Karena toleransi sudah kita jadikan nilai dan norma, dan juga menyangkut sifat dan sikap untuk menghargai pendirian, pendapat, pandangan, kepercayaan, kebiasaan dan kelakuan, dan lain-lain yang berbeda bahkan bertentangan dengan pendirian sendiri, maka sifat dan sikap sebagai nilai dan norma itu mesti disosialisasikan. Sifat dan sikap toleran ini perlu disosialisasikan, agar setiap individu mampu mengamalkan dalam kehidupan nyata di masyarakat luas. Dalam lingkungan keluarga, kehidupan yang toleran harus disosialisasikan sejak dini terhadap anggota keluarga.
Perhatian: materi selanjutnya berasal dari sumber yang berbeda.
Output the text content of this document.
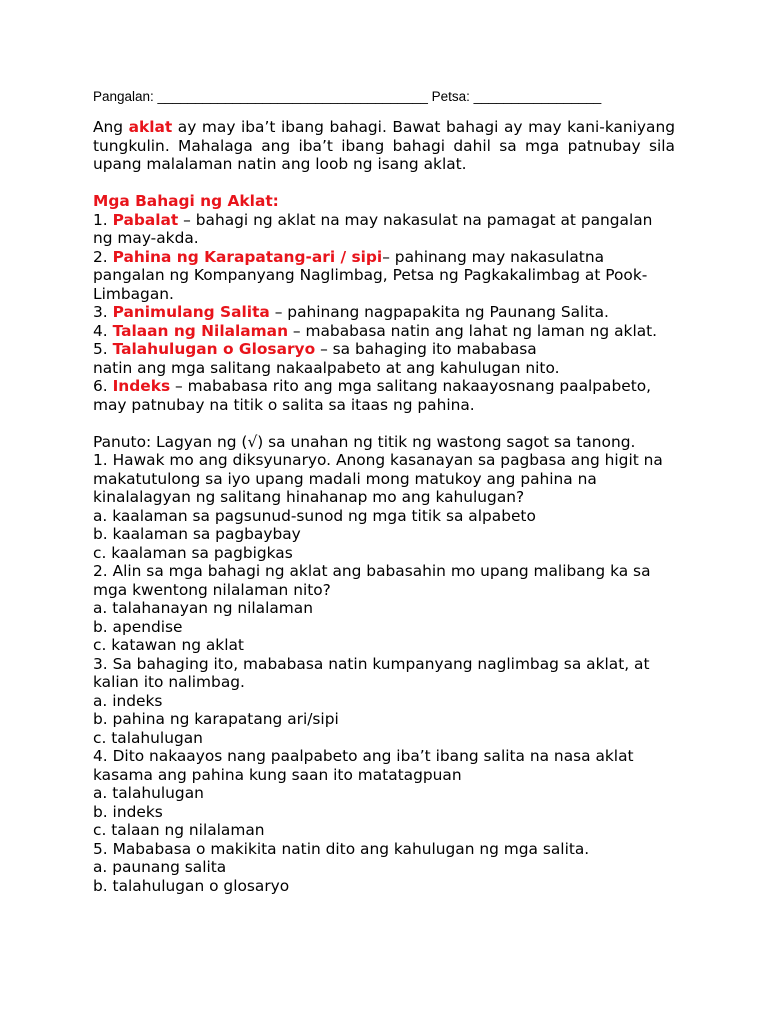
Pangalan: ____________________________________ Petsa: _________________

Ang aklat ay may iba’t ibang bahagi. Bawat bahagi ay may kani-kaniyang tungkulin. Mahalaga ang iba’t ibang bahagi dahil sa mga patnubay sila upang malalaman natin ang loob ng isang aklat.

Mga Bahagi ng Aklat:

1. Pabalat – bahagi ng aklat na may nakasulat na pamagat at pangalan ng may-akda.

2. Pahina ng Karapatang-ari / sipi– pahinang may nakasulatna pangalan ng Kompanyang Naglimbag, Petsa ng Pagkakalimbag at Pook-Limbagan.

3. Panimulang Salita – pahinang nagpapakita ng Paunang Salita.

4. Talaan ng Nilalaman – mababasa natin ang lahat ng laman ng aklat.

5. Talahulugan o Glosaryo – sa bahaging ito mababasa

natin ang mga salitang nakaalpabeto at ang kahulugan nito.

6. Indeks – mababasa rito ang mga salitang nakaayosnang paalpabeto, may patnubay na titik o salita sa itaas ng pahina.

Panuto: Lagyan ng (√) sa unahan ng titik ng wastong sagot sa tanong.

1. Hawak mo ang diksyunaryo. Anong kasanayan sa pagbasa ang higit na makatutulong sa iyo upang madali mong matukoy ang pahina na kinalalagyan ng salitang hinahanap mo ang kahulugan?

a. kaalaman sa pagsunud-sunod ng mga titik sa alpabeto

b. kaalaman sa pagbaybay

c. kaalaman sa pagbigkas

2. Alin sa mga bahagi ng aklat ang babasahin mo upang malibang ka sa mga kwentong nilalaman nito?

a. talahanayan ng nilalaman

b. apendise

c. katawan ng aklat

3. Sa bahaging ito, mababasa natin kumpanyang naglimbag sa aklat, at kalian ito nalimbag.

a. indeks

b. pahina ng karapatang ari/sipi

c. talahulugan

4. Dito nakaayos nang paalpabeto ang iba’t ibang salita na nasa aklat kasama ang pahina kung saan ito matatagpuan

a. talahulugan

b. indeks

c. talaan ng nilalaman

5. Mababasa o makikita natin dito ang kahulugan ng mga salita.

a. paunang salita

b. talahulugan o glosaryo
3.      Toleran dan Prinsip Hidup
Berinteraksi dengan jiwa toleran dalam setiap bentuk aktivitas, tidak harus membuang prinsip hidup beragama yang kita yakini. Kehidupan yang toleran justru akan menguatkan prinsip hidup keagamaan yang kita yakini. Segalanya menjadi jelas dan tegas tatkala kita meletakkan sikap mengerti dan memahami terhadap apapun yang nyata berbeda dengan prinsip yang kita yakini. Kita bebas dengan keyakinan kita, sedangkan pihak yang berbeda (yang memusuhi sekalipun) kita bebaskan terhadap sikap dan keyakinannya.
Dialog disertai deklarasi tegas dan sikap toleran telah dicontohkan oleh Rasulullah dalam Q.S. 109: “Wahai orang yang berbeda prinsip (yang menentang). Aku tidak akan mengabdi kepada apa yang menjadi pengabdianmu. Dan kamu juga tidak harus mengabdi kepada apa yang menjadi pengabdianku. Dan sekali-kali aku tidak akan menjadi pengabdi pengabdianmu. Juga kamu tidak mungkin mengabdi di pengabdianku. Agamamu untukmu. Dan agamaku untukku.”
Prinsip yang telah dibela oleh Rasulullah sangat jelas, dengan sentuhan deklarasi yang tegas. Sedangkan prinsip yang harus dipegang oleh mereka yang berbeda juga dijelaskan dengan tegas. Namun diiringi dengan sikap toleransi yang sangat tinggi (Kamu pada prinsipmu dan aku pada prinsipku). Yakni sepakat untuk berbeda. Sikap toleran, mampu menemukan jalan keluar dan problem solving yang pantas dan mengangkat martabat dan harga diri dalam berbagai bidang kehidupan.
























BAB III
PENUTUP

          3.1. KESIMPULAN
                                                                                                   
1.  Sikap dalam beragama begitu penting untuk menentukan akan bagaimana perilaku kita dalam  masyarakat, khususnya dalam bidang beragama. Akan bersikap eksklusivisme, inklusivisme, pluralisme/paralelisme, eklektivisme, atau universalisme. Semua itu tergantung kepada pribadi kita masing-masing.
2.  Etika dalam beragama perlu diterapkan dalam kehidupan sehari-hari karena dengan menerapkan hal tersebut maka nilai dan kualitas kita dalam beragama akan menjadi lebih baik.
3.  Toleransi dalam beragama merupakan landasan utama untuk menjaga keharmonisan antar umat beragama supaya tidak terjadi perpecahan antar pemeluk agama (seperti apa yang sudah di jelaskan dalam Al-Qur’an yaitu Q.S. Al-Imran: 103)


           3.2. Saran
Penerapan teori sikap, etika, dan toleransi beragama harus diterapkan dalam kehidupan sehari-hari mengingat betapa pentingnya tiga hal tersebut dalam kehidupan beragama yang mempunyai manfaat untuk menjaga perdamaian umat beragama.
Semoga makalah ini dapat bermanfaat dan menciptakan pemilihihan kepemimpinan yang baik,dan semoga makalah ini memberikan dorongan, semangat, bahkan pemikiran para pembaca, dengan makalah ini menjadi pedoman kaidah yang baik.
                  Demikianlah penjelasan tentang  teori sikap, etika, dan toleransi beragama bila kiranya ada salah dalam penulisan kata-kata kami mohon maaf, semoga makalah ini dapat bermanfaat bagi kita semua.